- Born: Kenneth Craddock 18 April 1950 Wrekenton, Gateshead, England
- Died: 30 May 2002 (aged 52) near Monchique, Portugal
- Instruments: Keyboards; guitar; vocals;
- Website: kennycraddock.com

= Kenny Craddock =

British musician, composer, and producer

Kenny Craddock (18 April 1950 – 30 May 2002) was a British musician, composer, and producer. Throughout his career he worked with artists including Ringo Starr, Ginger Baker, Billy Bragg, Gerry Rafferty and Alan White. He collaborated with Alan Hull and Lindisfarne, joining the band in 1973 and remaining with them until their temporary split in 1975, and acted as musical director for Van Morrison and Mary Black. He performed using a variety of instruments on Alan Hull's 1979 solo album Phantoms.

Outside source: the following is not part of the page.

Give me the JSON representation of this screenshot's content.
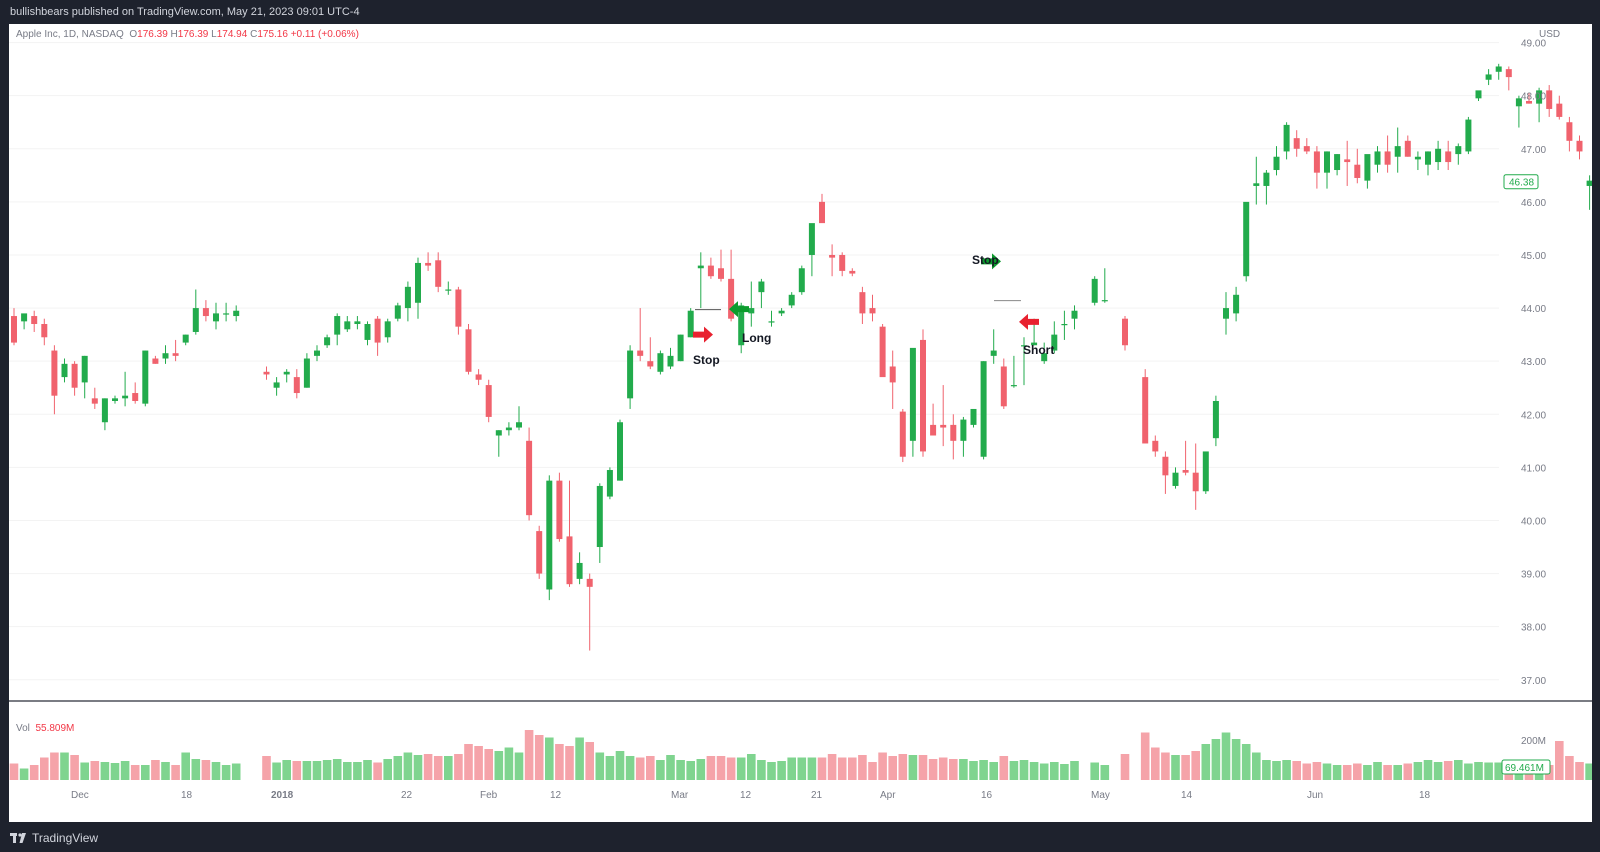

Craddock began touring with Van Morrison in the early 1980s, playing keyboards until around 1985. Craddock, though, had written a song based upon a W. B. Yeats poem called "Before the World", which Morrison said he would like to record. "Before the World Was Made" was adapted by Morrison with music by Craddock, and appeared on the 1993 album Too Long in Exile.

In the 1990s, he provided, with Colin Gibson, the incidental music to Steven Moffat's sitcom Joking Apart. Craddock himself performed the show's theme song, a cover version of Chris Rea's "Fool (If You Think It's Over)". Around this time, Craddock toured with Paul Brady.

Craddock moved to Portugal in 2001, where he died in a car crash after completing his first solo album, Mad as the Mist and Snow.